&& not working as expected

For my assignment I have to take sets of 3 integers separated by spaces from the user input and determine whether or not they can form a triangle, and if so whether or not it's a right triangle. The user presses enter between each set of 3 integers. When the user is done entering sets, they'll enter the set "0 0 0" and the program will output the count of right triangle sets, non right triangle sets, and non triangular sets. The constrictions are as follows:

"the following libraries will not be accepted:

#include <bits/stdc++.h> //nonstandard
#include <sstream> //beyond chapter nine
#include <array> //beyond chapter nine
#include <stdlib.h> //a C library, not C++"
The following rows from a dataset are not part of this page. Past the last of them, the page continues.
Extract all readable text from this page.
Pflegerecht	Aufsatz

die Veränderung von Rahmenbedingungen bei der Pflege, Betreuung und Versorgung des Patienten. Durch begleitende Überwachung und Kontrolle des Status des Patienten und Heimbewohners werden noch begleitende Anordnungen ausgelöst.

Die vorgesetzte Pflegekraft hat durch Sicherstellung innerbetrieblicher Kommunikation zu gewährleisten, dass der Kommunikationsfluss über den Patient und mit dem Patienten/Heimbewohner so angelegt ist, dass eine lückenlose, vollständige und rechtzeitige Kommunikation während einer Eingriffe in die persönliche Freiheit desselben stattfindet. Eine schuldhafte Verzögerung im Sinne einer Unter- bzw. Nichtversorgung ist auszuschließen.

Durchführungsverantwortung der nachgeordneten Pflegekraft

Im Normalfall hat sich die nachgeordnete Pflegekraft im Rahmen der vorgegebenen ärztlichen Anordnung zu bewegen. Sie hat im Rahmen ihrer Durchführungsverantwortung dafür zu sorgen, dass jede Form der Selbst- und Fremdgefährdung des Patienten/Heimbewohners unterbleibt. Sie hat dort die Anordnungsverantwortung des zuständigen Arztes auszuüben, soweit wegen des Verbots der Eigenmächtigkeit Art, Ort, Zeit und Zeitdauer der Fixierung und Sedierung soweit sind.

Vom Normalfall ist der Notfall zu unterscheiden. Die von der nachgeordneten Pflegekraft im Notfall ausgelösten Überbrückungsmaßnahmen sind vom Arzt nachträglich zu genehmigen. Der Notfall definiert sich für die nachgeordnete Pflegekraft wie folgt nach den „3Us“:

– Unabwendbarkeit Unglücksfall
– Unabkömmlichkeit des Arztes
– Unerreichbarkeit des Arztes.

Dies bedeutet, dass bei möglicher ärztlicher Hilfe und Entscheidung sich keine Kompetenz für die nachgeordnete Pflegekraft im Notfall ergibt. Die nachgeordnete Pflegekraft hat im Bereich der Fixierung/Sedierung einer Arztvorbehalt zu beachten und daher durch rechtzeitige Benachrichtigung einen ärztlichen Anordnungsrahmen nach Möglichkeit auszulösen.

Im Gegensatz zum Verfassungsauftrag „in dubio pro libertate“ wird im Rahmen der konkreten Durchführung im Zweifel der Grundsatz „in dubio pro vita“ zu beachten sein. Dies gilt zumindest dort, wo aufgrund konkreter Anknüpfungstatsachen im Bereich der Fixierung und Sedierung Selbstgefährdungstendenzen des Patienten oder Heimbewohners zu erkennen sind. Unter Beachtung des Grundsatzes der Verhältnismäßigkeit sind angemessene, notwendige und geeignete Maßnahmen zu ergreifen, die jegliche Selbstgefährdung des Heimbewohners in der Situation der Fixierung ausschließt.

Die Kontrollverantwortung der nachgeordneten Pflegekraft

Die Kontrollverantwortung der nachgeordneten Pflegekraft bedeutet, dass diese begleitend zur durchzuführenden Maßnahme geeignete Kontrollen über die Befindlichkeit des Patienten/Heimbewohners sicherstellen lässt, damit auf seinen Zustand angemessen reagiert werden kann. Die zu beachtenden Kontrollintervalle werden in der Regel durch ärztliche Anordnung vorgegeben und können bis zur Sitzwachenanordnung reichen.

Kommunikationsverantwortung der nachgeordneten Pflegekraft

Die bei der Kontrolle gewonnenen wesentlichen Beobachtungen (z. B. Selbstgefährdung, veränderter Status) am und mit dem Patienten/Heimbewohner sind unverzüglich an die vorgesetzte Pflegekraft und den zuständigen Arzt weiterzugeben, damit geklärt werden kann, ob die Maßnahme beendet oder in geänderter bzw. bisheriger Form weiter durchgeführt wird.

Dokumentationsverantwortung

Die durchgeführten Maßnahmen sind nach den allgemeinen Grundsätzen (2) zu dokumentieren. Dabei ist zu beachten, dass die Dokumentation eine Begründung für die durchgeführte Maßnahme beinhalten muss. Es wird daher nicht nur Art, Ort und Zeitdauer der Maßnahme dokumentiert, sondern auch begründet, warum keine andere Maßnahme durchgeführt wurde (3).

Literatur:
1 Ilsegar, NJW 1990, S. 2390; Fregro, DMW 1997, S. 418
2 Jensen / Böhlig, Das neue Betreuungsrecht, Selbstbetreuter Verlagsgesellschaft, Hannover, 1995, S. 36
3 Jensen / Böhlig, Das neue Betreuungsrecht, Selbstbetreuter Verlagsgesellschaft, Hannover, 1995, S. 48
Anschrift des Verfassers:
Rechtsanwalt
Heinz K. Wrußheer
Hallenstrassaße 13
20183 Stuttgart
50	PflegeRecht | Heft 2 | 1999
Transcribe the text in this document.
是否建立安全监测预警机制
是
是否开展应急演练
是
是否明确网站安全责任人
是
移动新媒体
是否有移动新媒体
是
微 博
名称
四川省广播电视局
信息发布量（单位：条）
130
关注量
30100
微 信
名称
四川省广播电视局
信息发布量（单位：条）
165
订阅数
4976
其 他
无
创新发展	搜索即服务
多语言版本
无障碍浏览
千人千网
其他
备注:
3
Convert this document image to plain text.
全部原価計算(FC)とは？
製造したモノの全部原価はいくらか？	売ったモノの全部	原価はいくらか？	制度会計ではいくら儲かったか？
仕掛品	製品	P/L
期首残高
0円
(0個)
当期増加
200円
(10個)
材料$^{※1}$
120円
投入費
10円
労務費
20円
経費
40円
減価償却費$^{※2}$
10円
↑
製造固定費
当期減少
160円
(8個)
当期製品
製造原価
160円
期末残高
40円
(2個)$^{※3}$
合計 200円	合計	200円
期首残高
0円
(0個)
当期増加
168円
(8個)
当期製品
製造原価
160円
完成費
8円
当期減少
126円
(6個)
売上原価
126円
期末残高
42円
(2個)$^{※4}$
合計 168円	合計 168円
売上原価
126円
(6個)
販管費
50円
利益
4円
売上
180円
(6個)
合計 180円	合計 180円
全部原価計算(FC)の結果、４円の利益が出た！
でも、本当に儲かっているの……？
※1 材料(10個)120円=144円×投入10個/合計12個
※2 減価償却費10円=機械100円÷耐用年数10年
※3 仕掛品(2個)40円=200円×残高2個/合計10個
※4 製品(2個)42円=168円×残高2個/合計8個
I am trying to test 3 values entered by the user using a while loop and the && operator. However the loop is exiting if only one condition is met. How can I make it so that all 3 conditions need to be met for the loop to exit?
Here is my loop, I can't figure out the code format on here ._.:



cout << "Type here: ";
cin >> x >> y >> z;
while (x != 0 && y != 0 && z != 0) {

result = getRightTriangleType(x, y, z);

switch (result) {

case rightTriangular:
rightTriangleCount = rightTriangleCount++;
cout << "Type here: ";
cin >> x >> y >> z;
continue;
case nonRightTriangular:
nonRightTriangleCount = nonRightTriangleCount++;
cout << "Type here: ";
cin >> x >> y >> z;
continue;
default:
nonRightTriangleCount = nonRightTriangleCount++;
cout << "Type here: ";
cin >> x >> y >> z;
continue;

}
}
https://walmartone.me/
Last edited on
Let's say x == 1, y == 2, x == 0

When you use "&&", that's the and operator. All 3 conditions must be true to continue.

Is x != 0? Yes, so check the next condition.
Is y != 0? Yes, so check the next condition.
Is z != 0? No. Z is 0, so the condition fails.

To exit the loop only when all are 0, do one of the following:

while (x != 0 || y != 0 || z != 0) )

while (! (x == 0 && y == 0 && z == 0) )

Topic archived. No new replies allowed.